No single definition of a heatwave works to capture the ecosystem impacts for all species, notes Jacox. For corals and kelps, it makes sense to talk about whether it’s hotter than the historic norm. But for highly mobile species like tuna, he notes, there’s no point in calculating the heat stress of where a fish originated. Instead, he argues, what’s important is how far those species will have to go to find more amenable conditions. And this map too will change in a warmer world, according to Jacox’s recent study.
In the North Pacific, for example, the high north is warming faster than the global average. That means fish in that region will have to swim further north out of a heatwave in search of cooler waters, food or comfort in the future. Around the equator, by contrast, average warming is predicted to be quite intense in a narrow band, so fish won’t have to go far to find cooler conditions during a heatwave.
There’s a lot to figure out about any given heatwave — why it started, how high the temperature will rise, how long it will persist, how close to shore and how far the heat extends, and how deep it goes, which affects how nutrients mix from top to bottom. Add all that to the variability in species mobility and the location of things like shipping lanes, and you get a complex picture where ecosystems and economies collide in sometimes unexpected ways.

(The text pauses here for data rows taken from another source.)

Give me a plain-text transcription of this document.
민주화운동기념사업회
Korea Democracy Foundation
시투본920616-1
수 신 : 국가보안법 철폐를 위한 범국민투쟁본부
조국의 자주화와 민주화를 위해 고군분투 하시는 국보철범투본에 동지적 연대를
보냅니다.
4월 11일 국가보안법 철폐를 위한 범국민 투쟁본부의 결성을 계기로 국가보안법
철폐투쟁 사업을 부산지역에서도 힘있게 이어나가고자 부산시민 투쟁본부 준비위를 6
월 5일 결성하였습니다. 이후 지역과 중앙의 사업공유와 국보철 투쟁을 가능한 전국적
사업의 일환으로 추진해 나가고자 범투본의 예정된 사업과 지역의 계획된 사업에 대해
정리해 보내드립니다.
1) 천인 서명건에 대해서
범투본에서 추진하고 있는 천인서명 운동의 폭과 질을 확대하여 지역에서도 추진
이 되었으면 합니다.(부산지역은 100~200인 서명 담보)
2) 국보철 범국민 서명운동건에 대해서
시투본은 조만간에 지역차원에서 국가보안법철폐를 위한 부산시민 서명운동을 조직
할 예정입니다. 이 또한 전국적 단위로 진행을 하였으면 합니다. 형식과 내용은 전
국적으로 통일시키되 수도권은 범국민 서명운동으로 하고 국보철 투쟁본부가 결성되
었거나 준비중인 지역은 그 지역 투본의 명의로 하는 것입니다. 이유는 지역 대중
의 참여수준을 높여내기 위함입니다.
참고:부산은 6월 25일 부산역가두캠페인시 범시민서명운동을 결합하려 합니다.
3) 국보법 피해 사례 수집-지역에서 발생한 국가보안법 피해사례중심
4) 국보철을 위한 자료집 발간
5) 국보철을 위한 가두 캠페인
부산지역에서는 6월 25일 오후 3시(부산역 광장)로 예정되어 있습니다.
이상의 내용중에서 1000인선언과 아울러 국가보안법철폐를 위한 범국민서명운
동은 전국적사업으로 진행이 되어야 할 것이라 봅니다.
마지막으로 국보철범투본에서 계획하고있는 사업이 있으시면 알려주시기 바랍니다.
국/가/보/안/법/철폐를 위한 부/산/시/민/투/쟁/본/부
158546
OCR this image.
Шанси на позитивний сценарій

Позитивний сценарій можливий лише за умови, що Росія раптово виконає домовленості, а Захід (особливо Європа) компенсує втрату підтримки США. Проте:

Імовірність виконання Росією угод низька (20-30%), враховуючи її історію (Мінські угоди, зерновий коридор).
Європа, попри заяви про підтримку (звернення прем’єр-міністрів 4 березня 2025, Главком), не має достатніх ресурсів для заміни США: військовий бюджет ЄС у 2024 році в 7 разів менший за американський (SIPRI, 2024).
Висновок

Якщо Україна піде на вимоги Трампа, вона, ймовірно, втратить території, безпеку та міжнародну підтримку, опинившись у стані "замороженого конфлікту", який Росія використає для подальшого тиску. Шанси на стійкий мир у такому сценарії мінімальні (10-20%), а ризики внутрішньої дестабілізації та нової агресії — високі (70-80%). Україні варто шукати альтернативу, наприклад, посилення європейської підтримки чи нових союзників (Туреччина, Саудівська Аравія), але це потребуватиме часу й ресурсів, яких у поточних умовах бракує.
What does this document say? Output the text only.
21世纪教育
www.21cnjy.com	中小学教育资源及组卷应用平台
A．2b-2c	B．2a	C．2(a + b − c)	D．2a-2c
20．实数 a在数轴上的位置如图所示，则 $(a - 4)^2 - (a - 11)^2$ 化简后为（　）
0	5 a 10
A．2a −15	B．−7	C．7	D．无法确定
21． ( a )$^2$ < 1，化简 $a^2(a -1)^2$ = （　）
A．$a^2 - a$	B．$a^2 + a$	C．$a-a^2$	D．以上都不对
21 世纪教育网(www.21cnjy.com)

Earlier this year, researchers charted how the original 2013-2016 Blob triggered a chain of events with disastrous consequences for whales: The warmth spurred harmful algae blooms that made shellfish toxic, delaying 2015’s crab fishery. Meanwhile, the warmth also made for low numbers of krill, forcing whales to move closer to shore in search of anchovies. By the time crabbing opened in spring 2016, the fishers hit the water right on top of the whales, leading to a record number of entanglements (more than 70 in 2016; prior to 2013 the annual average was about 10). “The boat strikes were bad too,” Leising notes, as the whales also ended up funneled into the shipping lane. “Whales got basically impaled on ships and were getting dragged through the ocean.”
This is the sort of thing researchers have to untangle in order to help fisheries managers deal with future conditions.
What’s needed, says Hazen, is dynamic ocean management: tools and policies that can shift on-the-fly as conditions change. Some of this is already being done. In the U.S., EcoCast produces something like a weather forecast map showing where swordfish and bycatch species are predicted to be, helping fishers to pick suitable hunting grounds that will avoid accidentally devastating sensitive species. WhaleWatch similarly maps out where there is a high risk of ship strikes of whales so captains may know to slow down. Both of these tools, Hazen says, were invented precisely because of marine heatwaves and the need to accommodate them in decision-making.
Scientists have worked to communicate with fisheries managers about the perils of heatwaves, says Leising. But as for the details of telling them exactly how policies should change for specific stocks, “we’re not there yet. We don’t have enough data.” Leising points out that for the west coast of North America, the two anomalously big blobs of 2013-2016 and 2019-now are just two events, one of which is still unfolding — not nearly enough to make predictions about specific species.
What they do know, Leising says, is that these two events are extreme outliers from what came before — and a sign of things to come.